General Jackson was interested, too, in the willows which he had planted by Mrs. Jackson’s tomb and in the flowers she had loved. In a letter written to Andrew Jackson, Jr., on August 20, 1829, he expresses deep concern for the care of her grave in the garden:

“In your letter although you have informed me of your visit to your dear mother’s tomb, still you have not informed me of its situation, and whether the weeping that we planted around it are growing, or whether the flowers reared by her industrious and beloved hands, have been set around the grave as I requested. My D’r son, inform me on this subject, you know it is the one dearest to my heart, and her memory will remain fresh there as long as life lasts....”

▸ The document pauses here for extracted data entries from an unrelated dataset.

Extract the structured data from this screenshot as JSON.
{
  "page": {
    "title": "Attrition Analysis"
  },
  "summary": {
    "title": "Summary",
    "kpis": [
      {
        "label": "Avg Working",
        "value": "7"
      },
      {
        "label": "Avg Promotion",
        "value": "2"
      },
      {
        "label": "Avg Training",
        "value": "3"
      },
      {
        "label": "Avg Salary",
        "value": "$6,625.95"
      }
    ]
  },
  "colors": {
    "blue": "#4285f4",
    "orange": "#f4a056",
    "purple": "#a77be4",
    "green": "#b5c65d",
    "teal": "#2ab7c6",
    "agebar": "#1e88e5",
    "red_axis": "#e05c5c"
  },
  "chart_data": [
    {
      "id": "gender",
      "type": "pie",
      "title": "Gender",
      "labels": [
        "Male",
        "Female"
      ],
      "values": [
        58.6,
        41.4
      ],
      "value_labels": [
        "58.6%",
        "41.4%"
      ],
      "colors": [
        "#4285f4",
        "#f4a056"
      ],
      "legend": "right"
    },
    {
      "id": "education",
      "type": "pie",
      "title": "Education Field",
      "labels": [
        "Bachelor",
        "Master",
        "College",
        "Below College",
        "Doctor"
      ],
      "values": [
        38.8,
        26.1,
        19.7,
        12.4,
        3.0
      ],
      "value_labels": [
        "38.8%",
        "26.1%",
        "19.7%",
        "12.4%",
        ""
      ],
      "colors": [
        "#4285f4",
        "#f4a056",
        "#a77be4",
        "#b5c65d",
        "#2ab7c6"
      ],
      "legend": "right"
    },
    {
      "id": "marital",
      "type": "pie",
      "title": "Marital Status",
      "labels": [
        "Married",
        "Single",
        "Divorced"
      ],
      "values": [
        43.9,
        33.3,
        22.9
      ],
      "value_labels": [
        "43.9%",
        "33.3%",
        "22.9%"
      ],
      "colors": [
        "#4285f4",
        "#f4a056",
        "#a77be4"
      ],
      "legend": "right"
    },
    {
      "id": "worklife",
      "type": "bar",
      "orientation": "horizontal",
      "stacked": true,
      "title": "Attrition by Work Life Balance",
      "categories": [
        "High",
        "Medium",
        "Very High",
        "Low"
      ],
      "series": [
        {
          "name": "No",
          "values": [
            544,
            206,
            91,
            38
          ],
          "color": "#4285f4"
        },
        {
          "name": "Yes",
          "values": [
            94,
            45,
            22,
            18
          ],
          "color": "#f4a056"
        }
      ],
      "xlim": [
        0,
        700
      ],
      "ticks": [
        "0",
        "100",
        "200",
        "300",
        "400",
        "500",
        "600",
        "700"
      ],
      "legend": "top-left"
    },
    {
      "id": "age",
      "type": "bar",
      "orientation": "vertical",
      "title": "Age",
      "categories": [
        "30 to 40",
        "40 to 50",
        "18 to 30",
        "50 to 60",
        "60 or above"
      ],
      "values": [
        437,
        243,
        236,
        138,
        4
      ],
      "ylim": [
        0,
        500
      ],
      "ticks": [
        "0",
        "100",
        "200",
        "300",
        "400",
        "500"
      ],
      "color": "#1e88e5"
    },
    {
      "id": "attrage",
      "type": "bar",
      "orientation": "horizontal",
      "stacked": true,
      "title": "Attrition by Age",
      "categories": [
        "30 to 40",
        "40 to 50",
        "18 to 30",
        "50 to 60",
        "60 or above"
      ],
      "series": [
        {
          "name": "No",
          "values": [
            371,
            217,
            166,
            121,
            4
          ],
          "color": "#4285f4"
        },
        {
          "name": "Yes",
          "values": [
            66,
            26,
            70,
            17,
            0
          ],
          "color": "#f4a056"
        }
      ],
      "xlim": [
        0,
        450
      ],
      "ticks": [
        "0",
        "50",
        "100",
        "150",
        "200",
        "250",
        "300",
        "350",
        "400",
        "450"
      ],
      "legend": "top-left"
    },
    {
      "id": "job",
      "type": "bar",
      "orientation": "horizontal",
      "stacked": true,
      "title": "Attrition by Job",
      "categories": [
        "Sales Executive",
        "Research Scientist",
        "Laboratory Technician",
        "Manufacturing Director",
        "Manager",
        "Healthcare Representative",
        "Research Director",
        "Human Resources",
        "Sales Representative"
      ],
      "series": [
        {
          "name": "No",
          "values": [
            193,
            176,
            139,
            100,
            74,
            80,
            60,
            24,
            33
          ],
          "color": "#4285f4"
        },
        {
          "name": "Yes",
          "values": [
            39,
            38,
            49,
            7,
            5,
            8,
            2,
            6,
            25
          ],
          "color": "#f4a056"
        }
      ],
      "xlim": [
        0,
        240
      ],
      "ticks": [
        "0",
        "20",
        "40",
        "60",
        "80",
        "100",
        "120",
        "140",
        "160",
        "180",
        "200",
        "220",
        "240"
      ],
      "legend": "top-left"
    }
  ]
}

“As long as life lasts....” Each evening at sunset a failing old man turned his footsteps toward the garden. The chattering little girl who held his hand paused at the gate and watched in silence while he made his way slowly down the garden paths to the white stone temple in the lower end of the garden.

“No one ever went to the tomb with him,” Mrs. Lawrence told Mr. Heiskell. “I always went to the gate, and saw him in, but I realized he was going to the tomb. He would stay there a half hour, I suppose, then return. He did this as long as he was able to walk.”

It was not long to wait. Louis Philippe sent the artist Healy to paint his portrait, and Sam Houston was hastening from Texas that his fast-failing friend might lay his hands on his young son’s head in blessing. The portrait was finished three days before the old General’s death, but Sam Houston reached the Hermitage just a few hours too late.

The end came quietly and peacefully on June 8, 1845, and two days later Andrew Jackson was laid to rest beside his beloved Rachel. Their mortal remains have rested peacefully in the earth they loved these many years, while the changing seasons have brought their fleeting beauty to the garden—but who shall say that their story has not become immortal?